Shohei Ohtani has broken his silence about the betting scandal involving his longtime interpreter Ippei Mizuhara.

Ohtani read a prepared statement to reporters Monday afternoon at Dodgers Stadium before an exhibition game against the Angels, declining to answer questions from the media.

“I never bet on baseball or any other sports, or never have asked someone to do that on my behalf, and have never went through a bookmaker to bet on sports,” Ohtani said through his new interpreter, Will Ireton.

Ohtani, 29, said he didn’t know until “a couple of days ago” that Mizuhara was “stealing money from my account” to place bets.

He said he didn’t know about the gambling until the Dodgers held a team meeting after their first game against the Padres last week in Seoul.

These were the first comments Ohtani has made since the murky story came out last week about Mizuhara losing millions of dollars to alleged illegal bookmaker Mathew Bowyer, and the funds getting transferred out of Ohtani’s account to cover the debts.

The Los Angeles Times first broke the story last Wednesday, reporting that Mizuhara had been accused of stealing “millions” from Ohtani.

Mizuhara has not been charged with any crimes.
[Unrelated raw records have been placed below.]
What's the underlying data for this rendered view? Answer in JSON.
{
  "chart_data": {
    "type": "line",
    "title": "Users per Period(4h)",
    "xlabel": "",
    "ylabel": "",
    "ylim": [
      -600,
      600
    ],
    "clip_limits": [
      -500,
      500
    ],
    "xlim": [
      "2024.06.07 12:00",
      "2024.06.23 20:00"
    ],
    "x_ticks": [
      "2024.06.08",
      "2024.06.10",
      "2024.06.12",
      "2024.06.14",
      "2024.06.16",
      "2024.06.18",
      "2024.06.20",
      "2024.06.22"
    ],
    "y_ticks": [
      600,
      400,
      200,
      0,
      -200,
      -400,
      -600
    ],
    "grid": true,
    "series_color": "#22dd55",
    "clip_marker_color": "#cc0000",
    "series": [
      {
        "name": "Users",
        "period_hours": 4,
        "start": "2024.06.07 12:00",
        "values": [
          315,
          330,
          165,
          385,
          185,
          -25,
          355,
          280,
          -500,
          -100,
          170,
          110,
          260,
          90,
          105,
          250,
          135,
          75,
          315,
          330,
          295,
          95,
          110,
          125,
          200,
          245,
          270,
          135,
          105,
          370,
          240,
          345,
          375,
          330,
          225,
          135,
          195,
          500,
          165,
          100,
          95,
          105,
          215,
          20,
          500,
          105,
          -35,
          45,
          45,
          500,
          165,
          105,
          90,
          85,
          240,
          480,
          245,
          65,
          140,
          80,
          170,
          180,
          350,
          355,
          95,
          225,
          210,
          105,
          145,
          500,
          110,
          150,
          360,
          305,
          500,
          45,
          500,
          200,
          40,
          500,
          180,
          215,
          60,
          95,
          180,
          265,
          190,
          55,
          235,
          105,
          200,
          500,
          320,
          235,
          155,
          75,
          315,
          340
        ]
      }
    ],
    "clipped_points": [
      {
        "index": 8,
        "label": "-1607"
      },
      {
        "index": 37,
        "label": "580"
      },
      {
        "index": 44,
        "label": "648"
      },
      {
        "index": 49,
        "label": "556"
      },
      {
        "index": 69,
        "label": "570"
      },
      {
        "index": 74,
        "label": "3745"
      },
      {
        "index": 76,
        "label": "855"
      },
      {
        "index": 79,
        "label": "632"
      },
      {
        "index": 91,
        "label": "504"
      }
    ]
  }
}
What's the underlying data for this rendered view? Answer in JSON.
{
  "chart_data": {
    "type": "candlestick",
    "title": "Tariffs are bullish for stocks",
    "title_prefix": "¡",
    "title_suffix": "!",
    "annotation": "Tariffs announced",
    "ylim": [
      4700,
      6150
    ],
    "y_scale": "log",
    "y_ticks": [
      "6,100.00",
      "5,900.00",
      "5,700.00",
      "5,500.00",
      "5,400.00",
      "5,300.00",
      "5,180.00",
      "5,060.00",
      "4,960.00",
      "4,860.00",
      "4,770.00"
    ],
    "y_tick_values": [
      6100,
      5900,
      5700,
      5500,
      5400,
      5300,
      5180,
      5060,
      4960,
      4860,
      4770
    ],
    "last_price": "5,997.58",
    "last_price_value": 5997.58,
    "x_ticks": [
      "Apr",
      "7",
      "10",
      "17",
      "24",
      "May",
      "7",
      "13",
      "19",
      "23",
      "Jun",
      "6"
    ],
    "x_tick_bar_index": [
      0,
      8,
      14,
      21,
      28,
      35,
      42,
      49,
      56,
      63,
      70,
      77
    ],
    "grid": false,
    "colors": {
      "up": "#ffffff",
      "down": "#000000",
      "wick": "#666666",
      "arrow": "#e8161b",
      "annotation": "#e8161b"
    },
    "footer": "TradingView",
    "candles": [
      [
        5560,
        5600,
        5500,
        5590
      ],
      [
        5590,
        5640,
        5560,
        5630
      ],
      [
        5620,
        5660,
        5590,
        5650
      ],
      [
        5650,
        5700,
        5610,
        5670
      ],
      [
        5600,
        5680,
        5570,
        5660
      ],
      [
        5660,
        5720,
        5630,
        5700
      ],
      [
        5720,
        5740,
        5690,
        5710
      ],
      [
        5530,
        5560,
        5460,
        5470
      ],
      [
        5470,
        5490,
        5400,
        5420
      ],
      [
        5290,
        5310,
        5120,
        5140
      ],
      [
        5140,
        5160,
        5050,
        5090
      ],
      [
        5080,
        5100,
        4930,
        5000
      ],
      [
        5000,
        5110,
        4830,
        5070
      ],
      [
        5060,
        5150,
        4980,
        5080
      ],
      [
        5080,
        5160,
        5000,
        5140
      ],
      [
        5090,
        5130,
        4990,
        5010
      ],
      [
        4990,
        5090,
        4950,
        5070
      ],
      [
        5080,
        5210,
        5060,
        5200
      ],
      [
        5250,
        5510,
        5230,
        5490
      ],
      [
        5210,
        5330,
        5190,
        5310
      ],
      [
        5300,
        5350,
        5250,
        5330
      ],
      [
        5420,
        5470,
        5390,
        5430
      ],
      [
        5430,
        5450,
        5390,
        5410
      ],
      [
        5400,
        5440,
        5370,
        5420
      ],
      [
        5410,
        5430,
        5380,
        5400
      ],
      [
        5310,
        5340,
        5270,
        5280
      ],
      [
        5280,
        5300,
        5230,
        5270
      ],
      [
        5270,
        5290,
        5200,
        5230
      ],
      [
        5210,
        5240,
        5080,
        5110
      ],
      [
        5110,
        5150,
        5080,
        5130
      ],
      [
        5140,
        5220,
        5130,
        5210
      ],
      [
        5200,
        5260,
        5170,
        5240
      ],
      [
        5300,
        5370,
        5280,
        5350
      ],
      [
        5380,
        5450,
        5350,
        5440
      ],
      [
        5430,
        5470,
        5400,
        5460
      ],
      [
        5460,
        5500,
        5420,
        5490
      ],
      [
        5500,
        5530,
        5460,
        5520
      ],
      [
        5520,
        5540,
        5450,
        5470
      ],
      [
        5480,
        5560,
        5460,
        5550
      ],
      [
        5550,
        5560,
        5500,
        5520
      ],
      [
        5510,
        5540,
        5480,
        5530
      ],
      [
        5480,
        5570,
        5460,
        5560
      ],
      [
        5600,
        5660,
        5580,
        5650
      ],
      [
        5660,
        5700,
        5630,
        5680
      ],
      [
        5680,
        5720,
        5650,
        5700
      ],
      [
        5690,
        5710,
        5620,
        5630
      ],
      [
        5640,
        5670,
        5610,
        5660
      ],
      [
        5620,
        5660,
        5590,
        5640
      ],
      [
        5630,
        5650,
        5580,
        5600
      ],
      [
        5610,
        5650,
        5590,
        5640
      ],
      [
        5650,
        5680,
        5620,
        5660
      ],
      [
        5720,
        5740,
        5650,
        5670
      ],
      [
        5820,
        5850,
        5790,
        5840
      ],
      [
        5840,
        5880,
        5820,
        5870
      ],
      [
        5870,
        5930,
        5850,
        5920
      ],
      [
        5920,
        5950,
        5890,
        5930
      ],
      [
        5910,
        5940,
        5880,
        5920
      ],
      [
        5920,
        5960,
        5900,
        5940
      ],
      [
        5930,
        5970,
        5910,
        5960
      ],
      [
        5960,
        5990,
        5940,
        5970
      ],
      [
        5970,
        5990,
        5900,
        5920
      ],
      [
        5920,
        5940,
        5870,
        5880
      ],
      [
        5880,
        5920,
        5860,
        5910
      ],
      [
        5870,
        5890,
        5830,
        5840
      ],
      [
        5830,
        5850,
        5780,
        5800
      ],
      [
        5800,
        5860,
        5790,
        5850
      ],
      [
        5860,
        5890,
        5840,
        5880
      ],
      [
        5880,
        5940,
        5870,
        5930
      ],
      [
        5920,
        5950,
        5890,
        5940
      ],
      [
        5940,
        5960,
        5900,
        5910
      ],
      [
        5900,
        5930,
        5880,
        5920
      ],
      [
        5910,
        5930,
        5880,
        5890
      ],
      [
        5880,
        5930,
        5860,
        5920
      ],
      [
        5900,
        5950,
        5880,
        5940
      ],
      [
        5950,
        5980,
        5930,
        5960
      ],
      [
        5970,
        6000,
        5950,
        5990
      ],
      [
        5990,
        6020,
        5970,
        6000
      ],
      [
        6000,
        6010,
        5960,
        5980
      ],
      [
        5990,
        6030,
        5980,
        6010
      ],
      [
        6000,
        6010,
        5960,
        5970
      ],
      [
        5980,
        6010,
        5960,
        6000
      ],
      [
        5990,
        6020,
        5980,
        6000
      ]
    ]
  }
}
Later that same day, ESPN reported that an Ohtani spokesperson had said that the Dodgers slugger had transferred $4.5 million to Bowyer to cover Mizuhara’s debts, and made Mizuhara available to the outlet for an on-record interview.

Then, however, Ohtani’s camp “disavowed” Mizuhara’s account of what had happened.

ESPN later reported that the mixup had apparently occurred because Ohtani’s camp had been relying on Mizuhara’s version of events before realizing what had happened.

Mizuhara also worked as Ohtani’s translator during his Angels tenure, and the two had been close friends in addition to their working relationship.

“In the course of responding to recent media inquiries, we discovered that Shohei has been the victim of a massive theft and we are turning the matter over to the authorities,” the West Hollywood law firm Berk Brettler told The Post in a statement.

Mizuhara told ESPN that he bet on sports such as soccer and football but never baseball.

“I never bet on baseball,” he said. “That’s 100%. I knew that rule. … We have a meeting about that in spring training.”

Ohtani’s camp has reportedly pushed for a criminal investigation into the matter.

Parts of Mizuhara’s past have come into question, as The Athletic reported he did not attend UC Riverside in college, as his old Angels bio said, nor did he work for the Red Sox, as previous media reports stated.

Ohtani signed a 10-year deal with the Dodgers worth $700 million this offseason, with a mind-boggling $680 million of the money deferred until after the end of the contract.